Ngetop Abizzz...

Kamis, 05 April 2012

Pengkhianatan






Oleh Ahmad Syafii Maarif



Pengkhianatan, dalam bahasa Arab berasal dari kata kerja kh na (kh wana) menjadi khiy nah sebagai bentuk kata benda. Setelah dikonversi ke dalam bahasa Indonesia diberi awalan peng dan akhiran an, terbentuklah perkataan pengkhianatan. Baik dalam kamus Arab maupun kamus Indonesia, makna kata kerjanya serupa: tidak setia, melanggar janji, membelot ke pihak lawan, menipu, membodohi, menyesatkan, melanggar, dan yang sejenis itu.

Maka itu, istilah Arab khiy nat al-am nah berarti pengkhianatan terhadap atau pelanggaran atas amanat (kepercayaan). Ada lagi ungkapan khiy natun `uzhmah (sebuah pengkhianatan/pelanggaran besar).

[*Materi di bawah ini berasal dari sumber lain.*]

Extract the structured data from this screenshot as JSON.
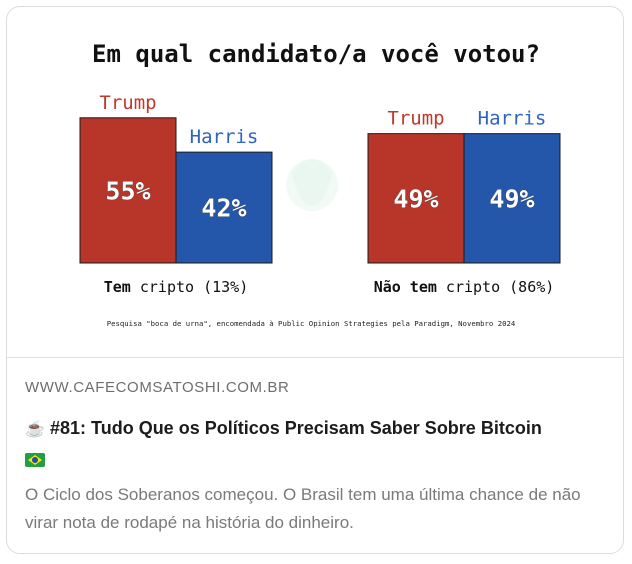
{
  "chart_data": {
    "type": "bar",
    "title": "Em qual candidato/a você votou?",
    "groups": [
      {
        "label_bold": "Tem",
        "label_rest": " cripto (13%)",
        "bars": [
          {
            "name": "Trump",
            "value": 55,
            "label": "55%",
            "color": "#b73629"
          },
          {
            "name": "Harris",
            "value": 42,
            "label": "42%",
            "color": "#2457a9"
          }
        ]
      },
      {
        "label_bold": "Não tem",
        "label_rest": " cripto (86%)",
        "bars": [
          {
            "name": "Trump",
            "value": 49,
            "label": "49%",
            "color": "#b73629"
          },
          {
            "name": "Harris",
            "value": 49,
            "label": "49%",
            "color": "#2457a9"
          }
        ]
      }
    ],
    "name_colors": {
      "Trump": "#c0392b",
      "Harris": "#2e63c2"
    },
    "source_note": "Pesquisa \"boca de urna\", encomendada à Public Opinion Strategies pela Paradigm, Novembro 2024"
  },
  "link_card": {
    "domain": "WWW.CAFECOMSATOSHI.COM.BR",
    "title_icon": "coffee-icon",
    "title": "#81: Tudo Que os Políticos Precisam Saber Sobre Bitcoin",
    "title_flag": "brazil-flag-icon",
    "description": "O Ciclo dos Soberanos começou. O Brasil tem uma última chance de não virar nota de rodapé na história do dinheiro."
  }
}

Dalam konteks tulisan ini, saya akan mengaitkan dengan proses khiy nat al-dust r (pengkhianatan terhadap konstitusi), maksud saya Konstitusi 1945 (asli), khususnya Bab XIV tentang Kesejahteraan Sosial, Pasal 33 yang berbunyi: (1) Perekonomian disusun sebagai usaha bersama berdasar atas kekeluargaan; (2) Cabangcabang produksi yang penting bagi negara dan yang menguasai hajat hidup orang banyak dikuasai oleh negara; (3) Bumi dan air dan kekayaan alam yang terkandung di dalamnya dikuasai oleh negara dan dipergunakan untuk sebesar-besar kemakmuran rakyat.

Pasal ini juga dikenal sebagai Pasal Bung Hatta, karena beliaulah yang merumuskan pasal yang teramat mulia ini. Sekarang bahkan sudah dimulai sejak tahun 1960-an pascaera Bung Karno, ada pertanyaan siapa sebenarnya yang menguasai kekayaan kita berupa pertambangan, perkebunan, perbankan, dan komunikasi? Jawabannya tunggal: sebagian besar sudah “diserahkan“ kepada pihak asing sebagai yang dipertuan. Negara telah dikalahkan.

Maka tuan dan puan jangan menangisi semuanya ini ketika kedaulatan negara kita sudah keropos. Lagi trilogi Bung Karno saya kutip: berdaulat di bidang politik, berdikari di bidang ekonomi, dan berkepribadian dalam kebudaya an, sudah lama masuk dalam museum sejarah. Pasal 33 di atas telah dikhianati atas nama pembangunan nasional. Siapa yang diuntungkan? Asing plus sekelompok kecil orang Indonesia.

Jika tuan dan puan tidak mengakui fakta bahwa jalan sejarah Indonesia kontemporer telah sarat oleh pengkhianatan, mohon saya dikuliahi parameter mana yang digunakan. Di mana kini Pasal 33 itu? Tentu masih ada dalam naskah konstitusi, tetapi jalan sejarah kita telah sangat menyimpang dari rel yang benar dan lurus.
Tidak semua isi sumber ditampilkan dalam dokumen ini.